Speaker Craig Coughlin is hopeful that the latest version of an out-of-network bill to hit the state Assembly will soon become law.
Coughlin (D-Woodbridge), testified Monday at a hearing of his old committee, Financial Institutions and Insurance, about a bill he is sponsoring along with Assemblyman Gary Schaer (D-Passaic), the original advocate, and Assemblywoman Pamela Lampitt (D-Voorhees).
“No matter where I go or with whom I speak, the issue is very real and very costly,” Coughlin told the committee Monday.
New Jersey Citizen Action, the New Jersey Hospital Association, New Jersey Association of Health Plans and New Jersey Business & Industry Association all had a hand in crafting the bill, Coughlin said.
Coughlin sounded optimistic about the bill’s potential to finally end an eight-year debate on the issue, and testimony Monday supported his optimism.
The bill addressed two key issues:
- Transparency: Consumers are given notice of providers and services that are out of network.
- Resolution: Baseball-style arbitration — in which a third party chooses between two billing totals, without the ability to change either — to resolve any disputed bills.
State law currently has a resolution mechanism, through the state Department of Banking and Insurance. It uses an independent party, Maximus, for arbitration.
In the past, insurers complained that doctors were often being awarded the exorbitant amounts they billed through the arbitration system. Last year, a cap based on amounts determined by third-party database Fair Health was implemented, according to the Medical Society of New Jersey.
The MSNJ has supported this method as a replacement for the baseball-style arbitration in the legislation.

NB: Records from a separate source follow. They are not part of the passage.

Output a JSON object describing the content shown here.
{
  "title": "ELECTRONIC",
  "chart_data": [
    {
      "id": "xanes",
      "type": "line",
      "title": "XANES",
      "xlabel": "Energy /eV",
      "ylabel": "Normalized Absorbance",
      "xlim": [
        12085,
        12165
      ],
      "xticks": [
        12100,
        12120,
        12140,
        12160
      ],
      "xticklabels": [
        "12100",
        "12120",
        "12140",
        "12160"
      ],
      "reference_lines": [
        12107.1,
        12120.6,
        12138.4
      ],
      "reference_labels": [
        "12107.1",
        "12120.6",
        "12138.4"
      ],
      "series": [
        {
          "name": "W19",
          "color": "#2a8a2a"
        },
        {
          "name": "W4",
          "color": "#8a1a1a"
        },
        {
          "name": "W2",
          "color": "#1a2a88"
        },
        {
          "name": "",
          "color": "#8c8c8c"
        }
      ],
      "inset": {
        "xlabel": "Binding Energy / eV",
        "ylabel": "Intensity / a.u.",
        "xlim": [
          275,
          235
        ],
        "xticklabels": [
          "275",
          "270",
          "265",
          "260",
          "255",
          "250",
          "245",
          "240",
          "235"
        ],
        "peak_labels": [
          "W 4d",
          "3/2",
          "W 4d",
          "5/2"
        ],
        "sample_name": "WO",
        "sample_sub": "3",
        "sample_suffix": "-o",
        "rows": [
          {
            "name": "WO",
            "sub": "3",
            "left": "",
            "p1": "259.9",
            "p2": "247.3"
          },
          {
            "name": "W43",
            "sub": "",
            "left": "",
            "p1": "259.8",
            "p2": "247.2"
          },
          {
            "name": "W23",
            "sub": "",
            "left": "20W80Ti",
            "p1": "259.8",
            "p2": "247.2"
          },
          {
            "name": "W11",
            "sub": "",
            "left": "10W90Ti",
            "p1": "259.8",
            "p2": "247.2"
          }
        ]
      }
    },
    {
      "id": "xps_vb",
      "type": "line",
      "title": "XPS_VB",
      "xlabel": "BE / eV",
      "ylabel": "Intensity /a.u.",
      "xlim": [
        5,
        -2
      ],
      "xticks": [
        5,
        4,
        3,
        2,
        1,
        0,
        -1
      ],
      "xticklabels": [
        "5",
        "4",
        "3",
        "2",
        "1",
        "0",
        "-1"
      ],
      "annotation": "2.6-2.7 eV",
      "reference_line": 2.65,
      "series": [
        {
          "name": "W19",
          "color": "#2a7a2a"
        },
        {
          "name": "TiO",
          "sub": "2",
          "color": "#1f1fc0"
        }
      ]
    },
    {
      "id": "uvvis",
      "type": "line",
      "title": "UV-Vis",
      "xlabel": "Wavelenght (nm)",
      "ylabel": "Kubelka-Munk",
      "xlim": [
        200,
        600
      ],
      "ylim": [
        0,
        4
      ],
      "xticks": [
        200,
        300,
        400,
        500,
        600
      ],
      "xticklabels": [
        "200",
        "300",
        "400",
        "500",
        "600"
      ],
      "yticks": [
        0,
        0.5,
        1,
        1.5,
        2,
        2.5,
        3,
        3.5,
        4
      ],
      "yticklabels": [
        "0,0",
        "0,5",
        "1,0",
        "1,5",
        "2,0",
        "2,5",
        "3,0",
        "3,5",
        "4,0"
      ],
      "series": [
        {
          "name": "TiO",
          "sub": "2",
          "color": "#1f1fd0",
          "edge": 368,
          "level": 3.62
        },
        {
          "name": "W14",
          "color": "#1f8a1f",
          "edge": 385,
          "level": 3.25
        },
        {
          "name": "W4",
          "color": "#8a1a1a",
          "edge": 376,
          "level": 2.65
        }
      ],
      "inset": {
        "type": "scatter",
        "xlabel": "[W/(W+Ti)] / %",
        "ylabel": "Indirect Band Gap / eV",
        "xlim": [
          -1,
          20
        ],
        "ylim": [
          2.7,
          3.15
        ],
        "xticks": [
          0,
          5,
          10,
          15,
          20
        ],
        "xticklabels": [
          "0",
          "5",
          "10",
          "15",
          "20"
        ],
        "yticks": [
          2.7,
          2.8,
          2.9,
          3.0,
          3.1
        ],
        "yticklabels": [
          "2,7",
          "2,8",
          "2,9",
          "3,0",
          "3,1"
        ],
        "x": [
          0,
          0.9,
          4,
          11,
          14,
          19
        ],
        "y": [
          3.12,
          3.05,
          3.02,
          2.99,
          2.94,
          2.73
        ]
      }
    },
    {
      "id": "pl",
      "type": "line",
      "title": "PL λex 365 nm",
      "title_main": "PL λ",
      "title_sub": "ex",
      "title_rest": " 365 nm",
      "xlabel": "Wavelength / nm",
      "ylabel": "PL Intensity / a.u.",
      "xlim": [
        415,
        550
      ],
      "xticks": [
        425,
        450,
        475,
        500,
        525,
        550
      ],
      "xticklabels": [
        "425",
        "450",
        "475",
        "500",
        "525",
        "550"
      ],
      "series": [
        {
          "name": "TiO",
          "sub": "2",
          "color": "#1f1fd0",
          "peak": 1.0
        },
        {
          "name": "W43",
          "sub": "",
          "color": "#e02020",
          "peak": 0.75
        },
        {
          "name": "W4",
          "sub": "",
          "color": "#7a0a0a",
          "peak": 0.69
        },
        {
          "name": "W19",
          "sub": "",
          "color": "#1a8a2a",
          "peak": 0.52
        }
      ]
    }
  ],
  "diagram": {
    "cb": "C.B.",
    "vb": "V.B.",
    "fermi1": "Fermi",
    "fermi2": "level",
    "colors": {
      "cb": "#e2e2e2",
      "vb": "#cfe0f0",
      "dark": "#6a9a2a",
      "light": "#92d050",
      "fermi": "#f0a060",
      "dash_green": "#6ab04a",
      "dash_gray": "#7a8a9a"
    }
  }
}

Fair Health has been adopted by New York, and provides market-rate compensation data.
While the bill would go a long way to settle transparency and reimbursement disputes, the out-of-network debate has other issues.

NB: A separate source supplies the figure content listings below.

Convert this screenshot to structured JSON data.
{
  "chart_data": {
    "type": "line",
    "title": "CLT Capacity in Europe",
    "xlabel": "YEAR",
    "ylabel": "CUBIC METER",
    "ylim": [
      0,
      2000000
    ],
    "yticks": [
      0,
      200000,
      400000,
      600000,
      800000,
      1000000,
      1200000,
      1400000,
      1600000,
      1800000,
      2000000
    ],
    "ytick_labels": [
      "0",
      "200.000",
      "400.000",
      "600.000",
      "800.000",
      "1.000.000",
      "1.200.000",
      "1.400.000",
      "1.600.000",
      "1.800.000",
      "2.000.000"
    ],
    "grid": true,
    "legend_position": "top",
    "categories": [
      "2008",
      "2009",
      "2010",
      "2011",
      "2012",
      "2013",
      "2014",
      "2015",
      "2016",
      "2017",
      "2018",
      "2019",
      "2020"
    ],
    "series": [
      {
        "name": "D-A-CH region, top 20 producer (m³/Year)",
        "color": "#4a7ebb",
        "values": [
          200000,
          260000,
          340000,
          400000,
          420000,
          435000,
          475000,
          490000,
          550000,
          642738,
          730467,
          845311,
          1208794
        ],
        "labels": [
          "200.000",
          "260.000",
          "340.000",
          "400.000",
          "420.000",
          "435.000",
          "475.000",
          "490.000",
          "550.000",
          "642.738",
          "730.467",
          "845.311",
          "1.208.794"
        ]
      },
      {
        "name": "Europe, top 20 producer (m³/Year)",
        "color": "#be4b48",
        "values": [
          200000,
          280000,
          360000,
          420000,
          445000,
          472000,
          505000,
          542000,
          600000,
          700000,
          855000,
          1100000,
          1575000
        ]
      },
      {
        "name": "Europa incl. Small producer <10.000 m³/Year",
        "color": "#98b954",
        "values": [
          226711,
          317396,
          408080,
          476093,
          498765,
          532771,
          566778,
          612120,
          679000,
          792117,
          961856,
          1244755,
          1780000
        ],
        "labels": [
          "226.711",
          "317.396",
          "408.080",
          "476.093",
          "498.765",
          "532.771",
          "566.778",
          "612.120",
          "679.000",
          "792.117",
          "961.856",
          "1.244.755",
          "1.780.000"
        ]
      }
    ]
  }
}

Assemblyman John Bramnick (R-Westfield) argued another point: that insurers increasingly have been reducing the coverage that comes with health plans for out-of-network visits, as more providers have gone in-network.
“So, we have created a situation where people think they have out-of-network benefits, and they have none,” he said.
“One of the things we should focus on is to make sure carriers who allegedly are selling you out-of-network benefits give you out-of-network benefits. If you can’t use those benefits because no one accepts them because they are so far off from a reasonable rate, then those are not benefits at all.”
Groups that supported the bill Monday said it does a better job of protecting consumers than past bills and will help lower the cost of health care — which is foremost on the minds of consumers and employers alike.
Ward Sanders, president of the New Jersey Association of Health Plans, who has testified on the issue for the past eight years, said the current bill was a good compromise.
“We view this bill as a compromise bill,” he said.
In previous years, rather than baseball-style arbitration, there have been “much more aggressive cost containment” options like tying the award for disputed bills to a percentage of Medicare, he said.
But the bill may not address rising premium costs.
“There are a lot of moving parts in health care,” Sanders said. “If you lower out-of-network services and take out some price gouging that occurs, no one can promise to you that it will lower overall premiums. It’s not a fair economic argument.”
(READ MORE from ROI-NJ on the out-of-network hearing.)
Mishael Azam, chief operating officer for the Medical Society of New Jersey, said there are other areas not covered by insurance that are responsible for generating higher costs not addressed by the bill.
These include chiropractors, acupuncturists, behavioral health and physical therapy practitioners.
Linda Schwimmer, CEO and president of the New Jersey Health Care Quality Institute, told legislators that the bill provides transparency and “a way to address the issue with finality.”
Schwimmer served on the health care committee of Gov. Phil Murphy’s transition team and cited the committee’s report saying the committee should help pass this bill within Murphy’s first 100 days.
“The governor should work with the Legislature to enact legislation to end surprise billing within his first 100 days in office,” the transition report said.
Mary Beaumont, vice president of health and legal affairs at NJBIA, said the bill addresses the No. 1 cost concern for businesses and should be passed.